The public doesn’t care. Despite the controversy over her use of private email while Secretary of State, a new CNN/ORC poll finds 57% of Americans say Hillary Clinton is someone they’d be proud to have as their president.
Jonathan Ladd: “With the media feeding frenzy the past two weeks over Hillary Clinton maintaining a private e-mail account while she was secretary of state, the 1990s dysfunctional marriage between the Clintons and the DC press has come roaring back—no lessons learned or maturity built up on either side since Bill was president. On the Clinton side, there is a hostility and lack of openness to the press that is self-defeating. It provokes the negative coverage it intends to avoid. On the press side, the DC establishment media always seems to believe that the current scandal will be the one to bring down the Clintons, all evidence to the contrary.”
James Pindell says Jeb Bush may be the Zen Candidate. Kill me now. Right now.
“Typically these candidates fit into one of about four categories when they first visit. There are the eager and ambitious who want to wow you with a lot of fake energy. There are those who hope to charm you and pretend to learn the names of your children. There are the ones who are just going through the paces, aloof. And there are those who clearly have no idea what they are doing, though they would really like someone to tell them. Bush’s father was in the charm group. His brother was in the wow category. But Jeb is like nothing I have ever seen.
I have struggled to articulate what he is actually like as a candidate ever since I left Iowa last weekend. The best I can come up with is this: Jeb Bush is zen… He is confident, but not arrogant. He is aware, but understated. He is engaging and can charm, but he still has a bit of distance. He is not in a hurry, but he is constantly on the move.”
Personally I think a radish has more personality than Jeb Bush, but that is just me.
In thinking about how the First Clinton Presidency relates to the Obama Era, and how that might continue into the Second Clinton Presidency, Steven Waldman argues that the two political clans have been good for each other, and in fact Bill Clinton was the visionary who set the ambitious agenda while Obama the centrist technocrat accomplished the goals Clinton set out to accomplish.
Obama completed and expanded on the Clinton presidency in key ways. The most obvious is passing health care when Clinton couldn’t. That’s a big what-Joe-Biden-said. There’s more: Clinton started a modest-sized “direct lending” program that allowed college students to borrow straight from the government, bypassing banks; Obama got the banks out entirely, saving taxpayers billions in the process. Clinton proposed raising fuel efficiency standards for cars from 27.5 mph to 40. He failed.

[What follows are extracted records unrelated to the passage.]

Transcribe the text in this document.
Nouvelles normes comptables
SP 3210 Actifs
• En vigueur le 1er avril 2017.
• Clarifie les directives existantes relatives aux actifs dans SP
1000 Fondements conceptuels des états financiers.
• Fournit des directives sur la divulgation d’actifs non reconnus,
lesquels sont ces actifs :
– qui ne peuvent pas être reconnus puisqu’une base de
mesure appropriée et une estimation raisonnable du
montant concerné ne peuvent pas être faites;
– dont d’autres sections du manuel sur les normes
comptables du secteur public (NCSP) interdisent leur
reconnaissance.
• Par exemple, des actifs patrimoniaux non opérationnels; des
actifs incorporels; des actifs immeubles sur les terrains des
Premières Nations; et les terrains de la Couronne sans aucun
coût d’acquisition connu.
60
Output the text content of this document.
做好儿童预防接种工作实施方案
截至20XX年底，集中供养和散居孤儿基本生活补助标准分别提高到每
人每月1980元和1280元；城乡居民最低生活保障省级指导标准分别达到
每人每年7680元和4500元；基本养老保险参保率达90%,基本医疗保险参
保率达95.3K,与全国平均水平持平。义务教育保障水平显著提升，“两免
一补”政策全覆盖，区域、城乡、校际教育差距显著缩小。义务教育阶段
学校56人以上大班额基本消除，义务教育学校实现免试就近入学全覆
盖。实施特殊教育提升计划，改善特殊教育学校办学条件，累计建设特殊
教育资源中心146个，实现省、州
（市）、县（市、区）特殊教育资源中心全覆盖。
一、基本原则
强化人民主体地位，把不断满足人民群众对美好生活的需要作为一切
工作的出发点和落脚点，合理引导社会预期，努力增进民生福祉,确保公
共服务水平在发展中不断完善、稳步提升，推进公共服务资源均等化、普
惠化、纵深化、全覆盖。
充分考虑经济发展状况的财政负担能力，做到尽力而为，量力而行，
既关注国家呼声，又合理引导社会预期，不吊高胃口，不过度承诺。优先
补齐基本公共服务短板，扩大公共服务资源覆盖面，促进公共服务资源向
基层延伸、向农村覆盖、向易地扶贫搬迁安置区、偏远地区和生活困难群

Obama has successfully raised them, with a target of 55 mph by 2015. Clinton moved the military from being actively hostile to gays to the milder-but-problematic policy of “don’t ask, don’t tell”; Obama allowed gays to openly serve.
It is an interesting take on the relationship between the two Democrats. The one huge difference though, is that while Clinton, to the end, attempted to work with the Majority Republicans, and even signed their bills on occasion; Obama has been much more confrontational. And I like that.
At WaPo’s Wonkblog Lydia DePillis and Jim Tankersley explain that “To Fix inequality, Democrats are Pushing Unions,” including Democratic economic moderates, like Lawrence Summers and Robert Rubin, as well as the more progressive wing. One or the more interesting quotes in the article: “Some of us have been saying for a while that the right wing has a much greater appreciation for what unions do than Democrats and progressives do,” says Steve Rosenthal, a progressive campaign consultant who served as political director of the AFL-CIO for seven years.
Mike Lillis reports at The Hill that “Nancy Pelosi, Democrats chart their own path for 2016,” which raises concerns about message fragmentation. All of the “big tent” constituencies have to find a way to articulate their concerns in the context of the mothership message, “Democrats are the party for working families. Republicans are for the rich elite.”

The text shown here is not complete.